Avascular necrosis is most common in the hip joint. The blood circulation in the vessels feeding the femoral head stops and the bone under the articular cartilage begins to lose its vitality and collapses over time.

Avascular Necrosis

In fact, the most commonly known causes are; some blood diseases such as high-dose cortisone use, alcoholism, chemotherapy, cup coagulation disorders, sickle cell anemia.

Avascular Necrosis Symptoms and Diagnosis

The first symptom is groin pain. Although this pain can sometimes be so severe that it does not allow to step on it or even move the hip, there are also those who experience the process with mild pain. The two most typical features of the pain are that it increases with hip movements and spreads from the front of the leg to the knee. During the disease, painful and painless periods follow each other.

Diagnosis is made by examination and MRI. The biggest mistake made here is to send a person with hip pain to his/her home by taking an x-ray and saying it is not serious. Because up to the 4th stage, the x-ray can be seen as normal and valuable time is lost. As a rule, MRI is absolutely necessary for patients with hip pain and hip findings on examination.

MRI is 99% diagnostic. However, in some cases, it can be confused with a disease called temporary bone marrow edema. Inexperienced radiologists and orthopedists may cause unnecessary stress and surgery due to misdiagnosis.

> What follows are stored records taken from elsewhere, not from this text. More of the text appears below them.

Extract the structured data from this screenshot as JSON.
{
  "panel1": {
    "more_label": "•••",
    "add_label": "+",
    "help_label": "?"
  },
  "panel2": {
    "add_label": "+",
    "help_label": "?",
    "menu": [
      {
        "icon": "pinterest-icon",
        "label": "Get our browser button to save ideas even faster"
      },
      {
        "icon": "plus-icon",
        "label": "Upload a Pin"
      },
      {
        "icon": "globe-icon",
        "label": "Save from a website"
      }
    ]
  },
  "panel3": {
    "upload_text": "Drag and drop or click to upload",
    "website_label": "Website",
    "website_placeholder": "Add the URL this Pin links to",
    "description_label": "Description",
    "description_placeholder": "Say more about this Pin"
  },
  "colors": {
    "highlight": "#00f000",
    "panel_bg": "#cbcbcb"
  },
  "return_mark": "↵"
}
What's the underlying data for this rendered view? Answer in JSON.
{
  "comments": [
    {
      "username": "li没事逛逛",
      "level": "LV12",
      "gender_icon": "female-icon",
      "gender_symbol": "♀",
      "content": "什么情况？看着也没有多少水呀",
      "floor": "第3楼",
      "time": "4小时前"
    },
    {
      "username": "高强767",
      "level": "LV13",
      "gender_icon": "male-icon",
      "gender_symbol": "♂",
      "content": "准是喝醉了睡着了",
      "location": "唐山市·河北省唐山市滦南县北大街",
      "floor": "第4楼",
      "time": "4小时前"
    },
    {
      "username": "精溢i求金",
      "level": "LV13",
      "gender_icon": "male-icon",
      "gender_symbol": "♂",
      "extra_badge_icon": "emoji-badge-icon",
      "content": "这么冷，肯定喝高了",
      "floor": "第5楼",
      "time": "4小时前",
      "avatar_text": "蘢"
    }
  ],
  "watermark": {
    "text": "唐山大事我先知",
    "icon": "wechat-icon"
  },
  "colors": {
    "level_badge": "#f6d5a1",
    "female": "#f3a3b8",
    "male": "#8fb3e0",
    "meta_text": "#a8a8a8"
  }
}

In MRI, besides diagnosis, staging to determine treatment is also done. This requires a great deal of experience and mistakes to be made will result in wrong treatment.


Staging and Treatment

Stage I

There is edema under the articular cartilage in pain and MRI, but the edema boundaries are not clear. If the cause of the patient’s AVN can be known, it is concluded immediately. During this period, Core Decompression should be applied without losing any time. When done in this period, good results of up to 80% have been reported.

At this stage, ozone therapy, crutches, rest, hyperbaric oxygen applications are useless except for the loss of precious time.

Stage II

In MRI, the AVN area with clear borders is seen, but the cartilage is intact, there are no cracks and collapses. In this case, core decompression surgery should be performed without losing any time. Its success varies between 40-60%. Vascularized fibula graft surgery can be applied in patients under the age of 30 and in cases where core decompression does not work. It is successful around 80% in good and uncomplicated cases.

Stage III

At this stage, cracks and small collapses in the cartilage are seen on MRI. In this period, although there are those who make vascularized fibula grafts, there are also those who only treat pain. If the pain is very severe, a prosthesis can be made. I personally refer to the experienced microsurgery specialists for vascularized fibula grafts under the age of 30, stage III.

Stage IV

The load-bearing part of the head has collapsed.  There is no treatment other than prosthesis. Interestingly, patients with less pain are also not few. Patients with less pain should wait for the prosthesis until the pain gets worse. Patients are not given any activity restrictions.

Core Decompression Surgery

The cessation of blood flow due to occlusion of the vessel in the femoral head first creates an edema. This edema increases the pressure in the femoral head, suppresses the blood flow in the non-occluded vessels, slows them down and even causes them to close with coagulation. Core decompression surgery technically consists of opening 3-4 3.2 mm or a single 8 mm tunnel into the edematous area. These tunnels or tunnels reduce the pressure caused by edema in the femoral head and allow the vessels under pressure to carry more blood. At the same time, these tunnels are perceived as broken and the inside of the tunnel is filled with new bone. New bone formation ensures the revival of the unnourished area due to both the rich vascular structure and abundant stem cells.

Only I and II. done in the universe. 80% in Stage I, II. 40-60% successful in the stage. Surgical quality is very important in success. In a quality surgery, tunnels or tunnels should be opened in the very center of the area that is completely closed under X-ray. This happens with both good operating room equipment and the cooperation of a patient and experienced surgeon.

Patients are given 25% weight bearing with double crutches for 6 weeks after surgery. They should use a single wand for 6-8 weeks.

Vascular Fibula Graft

The fibula is the thinnest of the two bones below the knee. There is no load bearing duty. 1/3 of this bone is taken from the middle of the bone by the artery and vein that feeds the bone. The fibula is placed in a hole drilled in the avascular femoral head. The veins are also stitched to the leg veins. Only experienced microsurgeons should perform this procedure. No matter how perfect the operation itself is, there is a risk of occlusion of the graft vessels after the procedure.